[simple-author-box]
Kurban Bayramının ikinci günündeyiz. Hayırlı mübarek olsun. Kesilen kurbanların, edilen duaların makbul olmasını diliyor, herkesin bayramını tebrik ediyorum.
İnsan geçmişi genellikle iyilikleriyle anıyor. Bu sebeple yaşı ilerleyenler geçmişe daha çok özlem duyuyor. Duyulan özlemlerin en klasik cümlelerinden biri de “nerede o eski bayramlar!” Evet nerede o eski bayramlar denecek kadar var. Özellikle son iki yıl bu özlemi daha bir depreştirdi.
“Nerede o eski bayramlar” özleminin altında geçmişten kalan güzel hatıralar yatıyor. Birbirini ziyaretler, hatır-gönül sormalar, ortak sofra kurmalar, yardımlaşıp paylaşmalar geçmişe duyulan özlemin esas sebepleri. Geçmişten günümüze gelirken maalesef döküle döküle geldik. O yüzden sahip olduğu imkânlar açısından dün bugünü iple çekmesi gerekirken, bugün dünü hasretle anar hale geldi.
“Nerede o eski bayramlar” özlemini paylaşanların sosyal olaylara yön verme imkân ve kabiliyetleri olmadığını biliyorum. Ancak geçmişe dair bireysel anlamda yapabilecekleri ve yaşatabilecekleri güzellikler var. Onlardan biri de idrak ettiğimiz bayrama adını veren Kurban kesme ibadeti.

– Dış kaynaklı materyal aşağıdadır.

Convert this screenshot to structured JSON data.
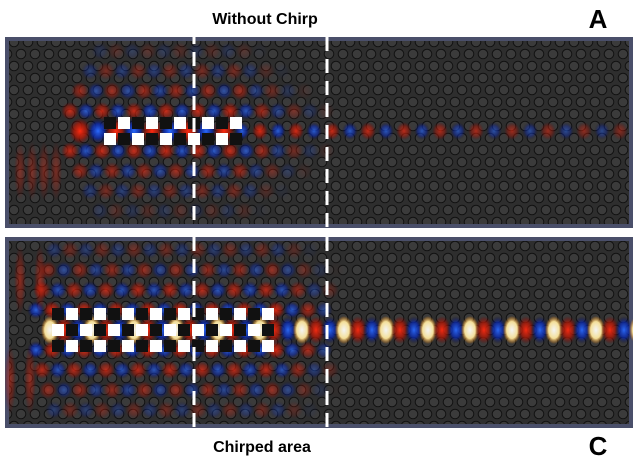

Bugüne göre çok yoksul geçen çocukluğumun Kurban ibadetini düşündüğümde, bugün milyonlarca insanın ibadet etmediğini düşünüyorum. Geçmişte kurban kesimi konusunda kültürleşmiş bir inanış vardı. O inanış kesilecek hayvana Tanrı’ya adanan özel varlık şeklinde davranmamızı sağlıyordu. Onu kesim gününe kadar en temiz şekilde barındırıyor ve kesim günü de ona kesileceğini hissettirmemeye gayret ediyorduk.
Daha kurban alındığında başına ya da boynuzuna bir kurdele bağlayıp küçük bir süsleme yapıyorduk. Ayrıca kesileceği gün gözünü temiz bir eşarp ya da bez ile kapatıp ürkmemesi, korkmaması için çaba harcıyorduk. Kanını kutsal kabul ettiğimiz için bir damlası ayakaltında çiğnenmeyecek şekilde kazdığımız çukura akıtıyorduk. Çukuru derin kazıyorduk ki iç organlarını gömdüğümüzde köpekler, kediler tarafından eşelenip çıkartılmamasına özen gösteriyorduk. Ayrıca derin gömerek etrafa çürüyen kan, bağırsak, işkembe, kırkbayır gibi iç organların etrafa kötü koku yaymasını önlemeye çalışıyorduk.
Bu arada hayvanı kesmek için yere yatırırken ihtimam gösteriyorduk. Hayvanla karakucak güreşçileri gibi mücadele etmemeye çaba gösteriyor ve mümkün olan en kolay şekilde kesilecek hale getirmeye çalışıyorduk. Kesilen hayvana hiçbir şekilde bıçağı göstermiyorduk. Bunun yanı sıra kesimde kullanılacak bıçağı da birkaç gün önceden bileterek kesim işlemini en acısız şekilde gerçekleştirecek hale getiriyorduk.
Kesim işleminden hayvanı biraz soğumaya bırakıp bu esnada iki rekât şükür namazı kılıyorduk. Ardından yüzme işlemini gerçekleştirip eti evin, misafirin ve ihtiyaç sahiplerinin hakkı diye üçe pay ediyorduk. Ve payları hiçbir şekilde birbirine karıştırmıyorduk.
Hakikati ifade etmek gerekirse, “nerede o eski bayramlar” derken esas kurulması gereken cümle “nerede o eski kurban kesimleri” olmalı. Çünkü son yıllarda gördüğüm Kurban kesim manzaraları tekâmül etmiş insan ve toplum manzaraları değil. İçinde nezaheti ve nezaketi barındırmayan, ibadet saikini de ihmal eden bir manzara görüyorum. Hayvanların da kaygı ve korku duyacaklarını düşünmeden kaba saba kurban kesimi yapılıyor. Bu şekilde yapılan bir ibadette Allah’a yakınlaşma duygusunun son derece tâli kalacağını özellikle hatırlatmak istiyorum.
Allah’a yakınlaşmak isteyen ve onun rızasına uygun hareket etme isteği duyanlara “nerede o eski kurban kesimleri”diye bir daha soruyor ve öyle hareket etmelerini salık veriyorum.